ACIT v. Technofab Engg. Ltd.

ITA No. 4698/Del./2005 & 2666/Del./2006

A.Ys. : 2002-03 and 2003-04

Dated : 30-7-2009

CBDT Circular No. 14, dated 11-4-1955 — In the case of an
assessee following mercantile system of accounting interest expenditure which
has accrued during the previous year is allowable as deduction even if it was
not debited to P&L Account and also not claimed in the return of income but
was claimed by filing a letter, before the assessment, making the claim.

Facts :

The assessee was following mercantile system of accounting,
which was accepted by the Assessing Officer. The assessee had not debited some
interest in its books of accounts and consequently the same was not even
claimed as deduction while computing the total income. The assessee did not
revise its return of income but filed a letter, before completion of
assessment, making a claim that deduction for interest accrued during the
previous year be allowed in accordance with the method of accounting regularly
followed by it. The AO did not accept the claim made by the assessee.

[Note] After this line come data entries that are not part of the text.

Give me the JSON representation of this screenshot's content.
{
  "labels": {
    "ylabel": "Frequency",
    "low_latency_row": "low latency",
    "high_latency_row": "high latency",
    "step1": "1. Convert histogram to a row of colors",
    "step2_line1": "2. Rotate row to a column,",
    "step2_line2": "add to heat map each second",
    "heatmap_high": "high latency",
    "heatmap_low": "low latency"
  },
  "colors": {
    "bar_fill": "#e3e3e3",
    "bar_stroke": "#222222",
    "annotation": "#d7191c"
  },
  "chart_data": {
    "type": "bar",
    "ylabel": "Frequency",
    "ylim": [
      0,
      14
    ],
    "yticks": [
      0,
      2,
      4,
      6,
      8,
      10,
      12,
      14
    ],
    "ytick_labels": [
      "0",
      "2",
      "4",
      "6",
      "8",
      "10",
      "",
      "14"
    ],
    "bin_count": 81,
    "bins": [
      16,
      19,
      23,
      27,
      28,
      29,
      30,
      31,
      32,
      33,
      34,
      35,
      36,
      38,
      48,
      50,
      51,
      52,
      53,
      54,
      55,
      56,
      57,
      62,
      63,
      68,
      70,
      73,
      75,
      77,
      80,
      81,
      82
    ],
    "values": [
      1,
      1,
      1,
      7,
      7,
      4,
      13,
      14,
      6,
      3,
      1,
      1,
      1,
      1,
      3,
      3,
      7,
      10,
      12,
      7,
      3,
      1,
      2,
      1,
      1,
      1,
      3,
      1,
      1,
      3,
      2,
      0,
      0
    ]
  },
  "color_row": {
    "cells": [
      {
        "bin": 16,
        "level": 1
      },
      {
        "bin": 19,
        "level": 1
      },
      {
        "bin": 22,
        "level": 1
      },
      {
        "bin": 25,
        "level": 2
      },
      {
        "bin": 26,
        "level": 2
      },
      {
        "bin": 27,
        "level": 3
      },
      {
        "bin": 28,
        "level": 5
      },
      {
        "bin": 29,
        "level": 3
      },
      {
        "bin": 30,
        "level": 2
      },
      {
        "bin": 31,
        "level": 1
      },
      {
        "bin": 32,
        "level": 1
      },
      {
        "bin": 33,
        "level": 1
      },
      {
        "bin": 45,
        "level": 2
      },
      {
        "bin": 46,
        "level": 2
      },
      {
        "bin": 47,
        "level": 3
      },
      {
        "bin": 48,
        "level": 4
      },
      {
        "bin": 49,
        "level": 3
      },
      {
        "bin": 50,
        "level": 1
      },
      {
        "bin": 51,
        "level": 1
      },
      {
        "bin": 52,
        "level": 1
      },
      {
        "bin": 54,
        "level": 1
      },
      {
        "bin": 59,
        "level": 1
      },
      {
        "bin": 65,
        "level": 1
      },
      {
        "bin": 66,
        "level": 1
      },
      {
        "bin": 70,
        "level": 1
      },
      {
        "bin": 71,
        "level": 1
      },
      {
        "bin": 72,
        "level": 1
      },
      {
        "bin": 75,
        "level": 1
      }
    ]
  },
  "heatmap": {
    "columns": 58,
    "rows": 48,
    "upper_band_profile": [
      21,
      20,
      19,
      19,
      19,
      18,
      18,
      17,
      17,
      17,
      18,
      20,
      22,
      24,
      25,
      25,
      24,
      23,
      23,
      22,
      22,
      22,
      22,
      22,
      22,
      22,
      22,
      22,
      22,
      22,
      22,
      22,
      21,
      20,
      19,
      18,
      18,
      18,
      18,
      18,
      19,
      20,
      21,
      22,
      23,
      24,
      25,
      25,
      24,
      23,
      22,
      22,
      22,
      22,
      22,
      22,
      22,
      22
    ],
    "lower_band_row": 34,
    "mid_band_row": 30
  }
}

The CIT(A) directed the AO to allow liability of interest
although the same was not debited to the books of account and the said claim
was not made by filing a revised return.

Aggrieved, the revenue preferred an appeal to the Tribunal.

Held :

The CBDT has issued circulars, which are binding on the
Department, to the effect that the assessee should be properly guided in
relation to the claims. The CBDT has emphasized upon the AOs to assess the
correct income to tax. If the assessee is following a particular method of
accounting and he has omitted to claim the deduction or exemption, to which he
is otherwise entitled, the Board has emphasized that the AO should guide the
assessee so that the correct income is assessed as per the provisions of the
Act. In Circular No. 14 dated 11-4-1955 CBDT has emphasized that the
Department should not take advantage of the assessee’s ignorance to collect
more tax out of him than the liability due from him. This Circular is very
much binding on the Department. In the light of the said Circular and also in
view of the findings of the CIT(A) that the claim made by the assessee was a
perfectly legal claim supported by the method of accounting which the AO has
accepted from year to year, the Tribunal upheld the order of CIT(A).

The appeal filed by the Revenue was dismissed.